Recovering the path in Floyd’s algorithm • Floyd’s algorithm gives only a cost result, and not the cheapest path itself • To recover the path from i to j, we compare Dn[i][j] with Dn-1[i][j] to see if n is on the path • if not, we continue recursively with Dn-1[i][j] • if so, we continue with both Dn-1[i][k] and Dn-1[k][j] • This recovery process is typical of dynamic programming • except that algorithms typically need to store extra information, as we did for Dykstra
Spanning trees • A (free) tree is a connected undirected graph with no cycles. • A spanning tree for an undirected graph is a free tree that contains all of its vertices • spanning trees exists iff the graph is connected • For example, given n islands and a desire to connect them with bridges, the minimal set of bridges forms a spanning tree.

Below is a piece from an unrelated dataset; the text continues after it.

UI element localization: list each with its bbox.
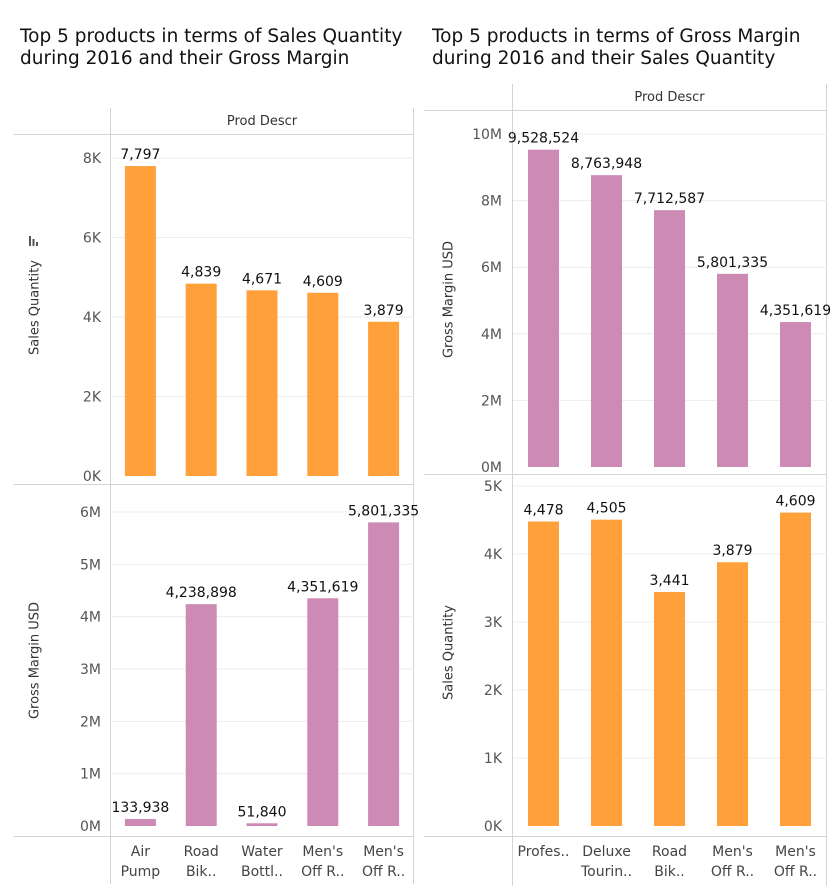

Minimum cost spanning trees • The minimal set of bridges has size n-1 • spanning trees always have n-1 edges • Minimizing the total cost of constructing the bridges corresponds to finding a minimum cost spanning tree. • Here we begin with a weighted graph where the cost of the edge {v,w} is the cost of building the bridge between v and w. • not the cost of using it
Prim's algorithm: • Prim’s algorithm grows the spanning tree by adding one edge at a time • Like Dijkstra’s algorithm, it adds the cheapest possible legal edge • that goes to an unknown vertex • The only change is how d is updated • d stores the shortest distance to a known vertex • when v is added, d(w) becomes min{d(w), c(v,w)}
Example of Prim's algorithm • Using the graph on p. 394 of Weiss, and vertex 5 as the source vertex • After adding d at 1 2 3 4 5 6 7 becomes • 5 *10 * 7 * * 6 • 7 (from 5) *10 * 4 “ 1 “ • 6 (from 7) *10 5 4 “ “ “ • 4 (from 7) 1 3 2 " “ “ “ • 1 (from 4) " 2 2 " " " " • 2 (from 1) " “ 2 " " “ " • 3 (from 4) “ “ “ “ “ “ “ • We get the same spanning tree as Weiss
Final remarks on Prim’s algorithm • The analysis of Prim’s algorithm is the same as for Dykstra’s • The path (as opposed to its cost) can be obtained as for Dykstra, using an array p • when {v,w} reduces d(w), p(w) becomes v
A competitor to Prim’s algorithm • When constructing a spanning tree, we needn’t assume that the edges being added form a connected graph • An algorithm due to Kruskal dispenses with this assumption • It’s enough that the set of edges can be extended to a tree • that is, that it contains no cycles
Kruskal's algorithm • Consider edges in nondecreasing order of cost. • Include an edge iff it does not complete a cycle • that is, if there’s already a path between its endpoints • Stop when n-1 edges have been added • Here the awkward question is whether adding an edge completes a cycle
Connected components • For a undirected graph G = (V,E), the relation ~ on v is an equivalence relation • if v~w means that there's a path between v and w • The equivalence classes are called connectedcomponents • To answer Kruskal's awkward question, we find the equivalence class of each vertex • we also need to combine two equivalence classes when an edge is added.